La realtà è che l'Italia ha storicamente mostrato uno scarso interesse per il settore scolastico, ricordandosene solo in momenti di crisi, come le lunghe estati o le pandemie, quando i figli sono costretti a rimanere a casa.
In tali frangenti è fin troppo semplice individuare negli insegnanti i capri espiatori, piuttosto che assumersi la responsabilità di esigere dalle istituzioni ciò che dovrebbe essere la norma: una scuola a misura di famiglia, ma soprattutto di studente e studentessa.
I genitori che ci hanno dato un riscontro trovano scomodo e dispendioso dover trovare delle soluzioni alternative durante i mesi estivi per i propri figli, ma affermano che "dal punto di vista della didattica, sicuramente i ragazzi perdono il ritmo e l’abitudine ad avere una routine, ma riescono anche a recuperare tutta la stanchezza accumulata durante l’anno scolastico e a tornare a settembre con più energia, anche mentale.
Dello stesso avviso sono, bilanciando pro e contro della situazione attuale, le insegnanti: "L'esperienza della noia, oppure per i più grandi la possibilità di fare i primi lavoretti, sono occasioni formative che non possiamo quantificare come scuola e come società, ma che secondo me hanno un peso di cui non si parla a sufficienza. Per gli insegnanti la lunga pausa permette a un docente di 'decomprimere' e di avere del tempo per studiare, aggiornarsi, informarsi."
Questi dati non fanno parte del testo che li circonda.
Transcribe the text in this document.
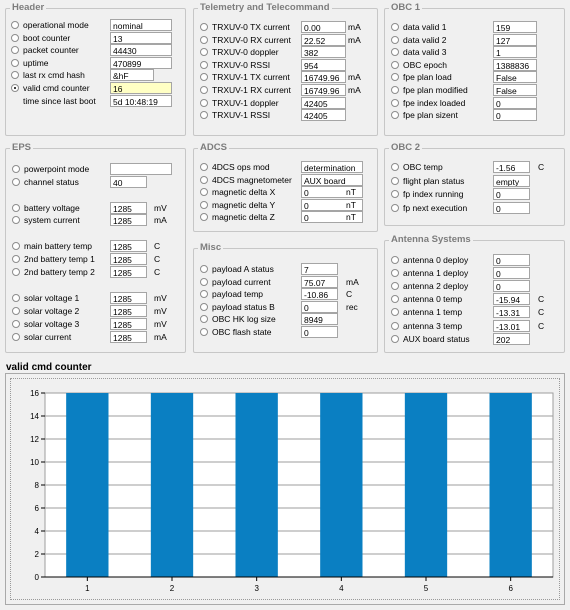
Header
operational mode	nominal
boot counter	13
packet counter	44430
uptime	470899
last rx cmd hash	&hF
valid cmd counter	16
time since last boot	5d 10:48:19
Telemetry and Telecommand
TRXUV-0 TX current	0.00	mA
TRXUV-0 RX current	22.52	mA
TRXUV-0 doppler	382
TRXUV-0 RSSI	954
TRXUV-1 TX current	16749.96	mA
TRXUV-1 RX current	16749.96	mA
TRXUV-1 doppler	42405
TRXUV-1 RSSI	42405
OBC 1
data valid 1	159
data valid 2	127
data valid 3	1
OBC epoch	1388836
fpe plan load	False
fpe plan modified	False
fpe index loaded	0
fpe plan sizent	0
EPS
powerpoint mode
channel status	40
battery voltage	1285	mV
system current	1285	mA
main battery temp	1285	C
2nd battery temp 1	1285	C
2nd battery temp 2	1285	C
solar voltage 1	1285	mV
solar voltage 2	1285	mV
solar voltage 3	1285	mV
solar current	1285	mA
ADCS
4DCS ops mod	determination
4DCS magnetometer	AUX board
magnetic delta X	0	nT
magnetic delta Y	0	nT
magnetic delta Z	0	nT
Misc
payload A status	7
payload current	75.07	mA
payload temp	-10.86	C
payload status B	0	rec
OBC HK log size	8949
OBC flash state	0
OBC 2
OBC temp	-1.56	C
flight plan status	empty
fp index running	0
fp next execution	0
Antenna Systems
antenna 0 deploy	0
antenna 1 deploy	0
antenna 2 deploy	0
antenna 0 temp	-15.94	C
antenna 1 temp	-13.31	C
antenna 3 temp	-13.01	C
AUX board status	202
valid cmd counter
0
2
4
6
8
10
12
14
16
1	2	3	4	5	6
Infine, come giustamente suggerito da una docente, è bene non dare per scontato nulla: “Siamo sicuri che i sistemi adottati all'estero siano così efficienti? Io ho parlato con colleghi che lavorano all'estero fino a luglio e dicono che le ultime settimane di scuola sono completamente buttate dal punto di vista dell'apprendimento. Insomma, mi piacerebbe sperimentare un modello diverso, ma non lo osannerei prima di averlo testato.”